6.BÖLÜM ÇIĞLIK

41 4 3
                                    


Siz  hiç birinin gözlerinde kayboldunuz mu? Çıkmaza düştünüz mü? Ben onun gözlerinde bunu yaşıyordum. Bunları kendime itiraf etmem, bir kez daha güçlü hissettirmişti. Çıkmazdaydım. Zordu bu benim için ama güzel ve heyecanlıydı. 

Solan hayatıma meydan okumam peki. Zordu ama yapacak bir şey yoktu. Nefretimi kusuyordum kendimce. Daralıyordum. Sanki bir kabusun içinde başroldüm.

Gözlerimi yavaşça açtım ve hala onun kollarındaydım.

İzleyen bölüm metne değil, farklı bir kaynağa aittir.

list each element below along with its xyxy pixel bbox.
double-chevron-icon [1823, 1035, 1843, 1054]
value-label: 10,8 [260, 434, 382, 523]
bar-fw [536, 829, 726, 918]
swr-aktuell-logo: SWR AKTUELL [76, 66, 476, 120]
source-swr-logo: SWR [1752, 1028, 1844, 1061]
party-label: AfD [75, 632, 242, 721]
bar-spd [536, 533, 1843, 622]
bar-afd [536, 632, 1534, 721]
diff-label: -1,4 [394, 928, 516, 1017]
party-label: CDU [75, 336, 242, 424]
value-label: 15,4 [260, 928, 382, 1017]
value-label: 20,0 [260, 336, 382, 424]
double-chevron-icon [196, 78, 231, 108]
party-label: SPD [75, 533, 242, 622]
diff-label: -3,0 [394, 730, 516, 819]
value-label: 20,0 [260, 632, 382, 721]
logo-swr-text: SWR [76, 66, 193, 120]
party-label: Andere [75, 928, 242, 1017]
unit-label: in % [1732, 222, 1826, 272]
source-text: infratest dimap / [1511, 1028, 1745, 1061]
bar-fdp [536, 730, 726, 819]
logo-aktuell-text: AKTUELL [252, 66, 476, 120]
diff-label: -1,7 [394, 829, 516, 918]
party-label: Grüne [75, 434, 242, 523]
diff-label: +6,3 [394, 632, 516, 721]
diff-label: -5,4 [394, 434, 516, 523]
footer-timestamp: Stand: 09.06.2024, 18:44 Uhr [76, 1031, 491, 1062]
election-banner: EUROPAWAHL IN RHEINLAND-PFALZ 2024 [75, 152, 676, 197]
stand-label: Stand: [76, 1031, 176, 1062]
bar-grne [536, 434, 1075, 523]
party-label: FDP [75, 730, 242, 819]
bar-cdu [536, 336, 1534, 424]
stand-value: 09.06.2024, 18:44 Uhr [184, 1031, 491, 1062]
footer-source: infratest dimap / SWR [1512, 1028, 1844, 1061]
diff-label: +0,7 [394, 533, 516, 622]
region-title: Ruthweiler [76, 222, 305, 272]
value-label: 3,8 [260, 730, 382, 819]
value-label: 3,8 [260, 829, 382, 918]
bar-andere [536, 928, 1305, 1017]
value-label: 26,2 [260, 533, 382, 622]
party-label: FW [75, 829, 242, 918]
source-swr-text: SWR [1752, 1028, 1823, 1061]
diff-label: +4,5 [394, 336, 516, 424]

Son beş dakikadır böyleydik. 

Mert ani bir hareketle benim dengede durmamı sağladı. Son cümlesini söylerken gözlerinde güçlü olmaya çalışan küçük bir çocuk gördüm. Mert başını sola çevirdi. Boğazına bakıyordum. Mert derin bir nefes aldı. 

"Gidelim," dedi ve beni arkasında bırakıp yürümeye başladı. Bende peşinden yürüdüm. Deniz arabanın önünde durmuş, tırnaklarını yiyordu. Kötü görünüyordu. Mert ve ben Deniz'in karşısında durduk. 

"Enis nerede?" dedim arabanın camlarından içeriye bakarak. Deniz bu soruyu sormamla gözleri dolmuştu. Ne diyeceğini bilmeyen bakışlar attı. 

"Deniz," dedim sakin olmaya çalışarak. "Enis nerede?"

Deniz bakışlarını Mert'e çevirdi. Deniz'in gözleri dolmuştu. Bakışlarım sertleşmişti. Deniz'in kollarından tutup kendine gelmesi için salladım. Gözleri donuk bakıyordu. Bıraksak ağlayacaktı. 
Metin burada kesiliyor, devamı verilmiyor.